The 2003 International Conference on Information Systems and Engineering (ISE 2003)

Wyndham Hotel Montreal, Quebec, Canada

July 20 - 25, 2003



In Conjunction with the 2003 Summer Computer Simulation Conference (SCSC'03)

Keynote Speech

Keynote Speech

 

 

Integration of Sensory and Language Data

 

Leonid I. Perlovsky

Air Force Research Laboratory

 

 

 

Abstract

Tremendous amount of data and knowledge is available to information systems today.  It includes sensory signals and images, language data streams, data bases of sensory and text data, knowledge in forms of mathematical models, exact laws of nature and uncertain expert intuitions.  System builders need computational techniques to extract useful actionable information from these data and knowledge.  Integration of knowledge and data in virtually any application requires multi-agent algorithms.  An agent is a human, machine, device or software code; agents are significantly autonomous and goal-oriented, perform various functions, and communicate with other agents.  An agent is equipped with sensors or collects data, receives communications, extracts information using existing knowledge, integrates this information into producing new knowledge, sends communications; these functions of agents embody the concept of life and intelligence.  Agents supporting collaborative technologies require adaptive man-machine and machine-machine interfaces, knowledge and data access, understanding of language, understanding of situations and environment, combining knowledge and data from diverse sources and disciplines, decision making.  This implies knowledge management, ability to make decisions in heterogeneous environment, with inaccurate data, uncertain knowledge and intuitions, information exchange, in other words, abilities for thinking and language.  

 

Computational techniques for thinking and language are far from matching human abilities.  I summarize the working of the mind and language emphasizing possible computational approaches.  This includes concepts, understanding, thinking, emotions, instincts, adaptation and learning, behavior, language ability, signs and symbols.  I discuss behavior of integration of signals and knowledge with emphasis on fusion of language and thinking in the mind.  The talk briefly reviews the history of the development of computational approaches to intelligence including pattern recognition, artificial intelligence, neural networks, knowledge and model based systems, evolutionary computation, hetero-hierarchical organization, modeling field theory (MFT, developed by the author) and computational linguistics.  Advantages and disadvantages of various approaches are compared.  I analyze dynamic logic, underlying MFT, and compare it with formal and fuzzy logic, underlying most of algorithms and neural networks.  Whereas in formal logic exact knowledge leads to exact conclusions, and in fuzzy logic fuzzy knowledge leads to fuzzy conclusions, in dynamic logic, much like in human mind, fuzzy knowledge leads to exact conclusions.  MFT is described in some details emphasizing possible approaches to integration of thinking and language.  

 

 

Short Bio:

Dr.
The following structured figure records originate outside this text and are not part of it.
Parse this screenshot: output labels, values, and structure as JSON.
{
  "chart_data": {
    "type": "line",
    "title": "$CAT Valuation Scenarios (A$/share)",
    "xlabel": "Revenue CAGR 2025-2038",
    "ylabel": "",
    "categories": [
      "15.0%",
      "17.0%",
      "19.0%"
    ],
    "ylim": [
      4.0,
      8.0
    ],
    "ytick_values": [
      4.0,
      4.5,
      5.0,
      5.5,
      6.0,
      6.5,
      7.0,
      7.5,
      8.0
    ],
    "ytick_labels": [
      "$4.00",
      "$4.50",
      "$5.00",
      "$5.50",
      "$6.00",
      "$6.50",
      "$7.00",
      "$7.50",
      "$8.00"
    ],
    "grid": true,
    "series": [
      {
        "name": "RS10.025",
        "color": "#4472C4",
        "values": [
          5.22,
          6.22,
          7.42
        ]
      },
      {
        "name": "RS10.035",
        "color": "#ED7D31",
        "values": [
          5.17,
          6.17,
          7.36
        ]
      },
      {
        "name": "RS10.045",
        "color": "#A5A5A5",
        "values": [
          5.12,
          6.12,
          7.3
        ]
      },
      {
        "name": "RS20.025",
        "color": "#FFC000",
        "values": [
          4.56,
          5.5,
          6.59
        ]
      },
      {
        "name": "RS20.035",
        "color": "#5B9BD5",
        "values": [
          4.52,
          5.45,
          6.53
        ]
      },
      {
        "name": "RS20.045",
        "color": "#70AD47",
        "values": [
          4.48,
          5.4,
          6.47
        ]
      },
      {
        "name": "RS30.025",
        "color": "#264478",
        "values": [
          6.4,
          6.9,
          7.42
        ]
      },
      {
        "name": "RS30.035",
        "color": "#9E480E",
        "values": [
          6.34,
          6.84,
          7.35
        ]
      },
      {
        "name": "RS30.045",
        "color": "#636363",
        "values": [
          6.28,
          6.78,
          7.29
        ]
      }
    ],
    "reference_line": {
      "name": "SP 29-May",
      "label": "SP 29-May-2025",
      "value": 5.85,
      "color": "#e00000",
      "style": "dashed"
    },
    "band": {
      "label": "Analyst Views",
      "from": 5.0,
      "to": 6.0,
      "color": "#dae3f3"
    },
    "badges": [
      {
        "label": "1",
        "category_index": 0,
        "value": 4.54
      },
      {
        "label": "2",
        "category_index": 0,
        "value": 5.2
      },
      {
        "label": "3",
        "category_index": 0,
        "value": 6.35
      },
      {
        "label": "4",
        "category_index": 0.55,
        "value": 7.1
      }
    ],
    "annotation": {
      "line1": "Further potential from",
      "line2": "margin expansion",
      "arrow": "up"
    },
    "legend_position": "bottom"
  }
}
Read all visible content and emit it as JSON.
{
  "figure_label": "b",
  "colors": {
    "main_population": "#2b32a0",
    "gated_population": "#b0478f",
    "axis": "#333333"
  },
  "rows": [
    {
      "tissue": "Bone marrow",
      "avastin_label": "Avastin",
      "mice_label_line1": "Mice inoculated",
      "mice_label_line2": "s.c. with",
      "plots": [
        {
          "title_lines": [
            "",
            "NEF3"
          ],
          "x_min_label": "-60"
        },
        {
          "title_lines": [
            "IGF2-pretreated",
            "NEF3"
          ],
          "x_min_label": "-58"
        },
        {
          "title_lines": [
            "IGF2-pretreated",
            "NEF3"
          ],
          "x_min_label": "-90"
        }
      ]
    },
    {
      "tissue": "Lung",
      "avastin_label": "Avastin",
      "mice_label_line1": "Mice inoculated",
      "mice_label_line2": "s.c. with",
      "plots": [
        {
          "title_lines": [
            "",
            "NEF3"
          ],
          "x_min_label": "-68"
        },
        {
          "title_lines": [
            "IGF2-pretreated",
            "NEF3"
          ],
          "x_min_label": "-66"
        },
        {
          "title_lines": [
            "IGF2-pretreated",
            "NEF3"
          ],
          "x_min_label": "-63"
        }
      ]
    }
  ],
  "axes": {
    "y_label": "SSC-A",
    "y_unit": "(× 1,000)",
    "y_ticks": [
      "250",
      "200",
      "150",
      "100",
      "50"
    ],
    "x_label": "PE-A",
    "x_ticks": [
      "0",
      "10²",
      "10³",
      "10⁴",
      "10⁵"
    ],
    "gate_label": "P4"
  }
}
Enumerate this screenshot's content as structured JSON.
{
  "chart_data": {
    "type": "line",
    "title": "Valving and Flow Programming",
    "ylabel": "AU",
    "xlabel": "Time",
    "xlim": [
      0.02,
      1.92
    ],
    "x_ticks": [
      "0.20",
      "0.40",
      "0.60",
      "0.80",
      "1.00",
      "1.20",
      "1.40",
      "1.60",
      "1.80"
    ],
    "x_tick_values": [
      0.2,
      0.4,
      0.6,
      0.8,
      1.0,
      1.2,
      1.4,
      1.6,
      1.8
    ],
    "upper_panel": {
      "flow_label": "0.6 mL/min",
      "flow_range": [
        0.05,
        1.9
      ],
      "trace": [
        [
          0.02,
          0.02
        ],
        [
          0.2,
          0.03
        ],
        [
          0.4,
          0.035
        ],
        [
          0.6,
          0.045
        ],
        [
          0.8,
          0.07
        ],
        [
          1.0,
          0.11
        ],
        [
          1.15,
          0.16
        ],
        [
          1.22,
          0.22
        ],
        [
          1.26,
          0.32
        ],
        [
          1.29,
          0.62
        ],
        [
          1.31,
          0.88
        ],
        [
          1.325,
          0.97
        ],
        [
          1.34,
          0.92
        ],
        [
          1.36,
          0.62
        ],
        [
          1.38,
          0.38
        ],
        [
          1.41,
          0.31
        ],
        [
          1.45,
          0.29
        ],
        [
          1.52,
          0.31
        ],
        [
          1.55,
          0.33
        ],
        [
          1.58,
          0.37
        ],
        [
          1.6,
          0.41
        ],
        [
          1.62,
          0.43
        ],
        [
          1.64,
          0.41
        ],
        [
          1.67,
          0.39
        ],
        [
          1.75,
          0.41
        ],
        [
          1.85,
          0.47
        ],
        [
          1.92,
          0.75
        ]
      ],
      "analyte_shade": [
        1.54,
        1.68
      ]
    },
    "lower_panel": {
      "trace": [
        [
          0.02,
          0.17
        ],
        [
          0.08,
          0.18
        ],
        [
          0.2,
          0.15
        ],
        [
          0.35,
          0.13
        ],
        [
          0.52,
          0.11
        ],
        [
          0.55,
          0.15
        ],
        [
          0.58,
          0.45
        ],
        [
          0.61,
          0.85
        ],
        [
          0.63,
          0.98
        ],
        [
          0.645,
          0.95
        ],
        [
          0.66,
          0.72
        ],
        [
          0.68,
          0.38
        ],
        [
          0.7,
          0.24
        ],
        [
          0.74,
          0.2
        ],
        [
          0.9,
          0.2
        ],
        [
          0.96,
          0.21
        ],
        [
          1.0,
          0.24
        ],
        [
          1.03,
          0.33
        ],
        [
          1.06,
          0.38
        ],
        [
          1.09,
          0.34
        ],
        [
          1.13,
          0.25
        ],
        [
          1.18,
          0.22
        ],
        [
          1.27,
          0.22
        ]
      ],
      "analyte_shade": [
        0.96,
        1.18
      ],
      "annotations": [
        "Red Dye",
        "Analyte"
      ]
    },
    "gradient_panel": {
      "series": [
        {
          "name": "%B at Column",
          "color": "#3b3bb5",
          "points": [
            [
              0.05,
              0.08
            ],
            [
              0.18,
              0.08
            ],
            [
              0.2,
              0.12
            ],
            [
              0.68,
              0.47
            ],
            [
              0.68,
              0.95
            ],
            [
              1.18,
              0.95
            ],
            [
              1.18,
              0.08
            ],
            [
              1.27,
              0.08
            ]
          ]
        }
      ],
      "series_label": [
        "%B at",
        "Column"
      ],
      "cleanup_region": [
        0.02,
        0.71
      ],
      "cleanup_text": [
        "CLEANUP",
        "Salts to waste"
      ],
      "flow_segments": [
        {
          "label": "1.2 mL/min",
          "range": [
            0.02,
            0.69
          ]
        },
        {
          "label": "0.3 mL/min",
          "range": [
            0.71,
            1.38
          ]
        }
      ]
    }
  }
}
Leonid Perlovsky is Technical Advisor at the Air Force Research Laboratory/SNHE.  Previously, from 1985 to 1999, he served as Chief Scientist at Nichols Research, leading the corporate research in information science, intelligent systems, sensor fusion, and algorithm development.  He participated as a principal in commercial startups developing tools for text understanding, biotechnology, and financial predictions.  He published about 50 papers in refereed scientific journals and about 100 papers in conferences, organized academic/engineering conferences, delivered invited and plenary talks and authored a book "Neural Networks and Intellect: model-based concepts", Oxford University Press, 2001.  He also served as professor at Novosibirsk University and New York University.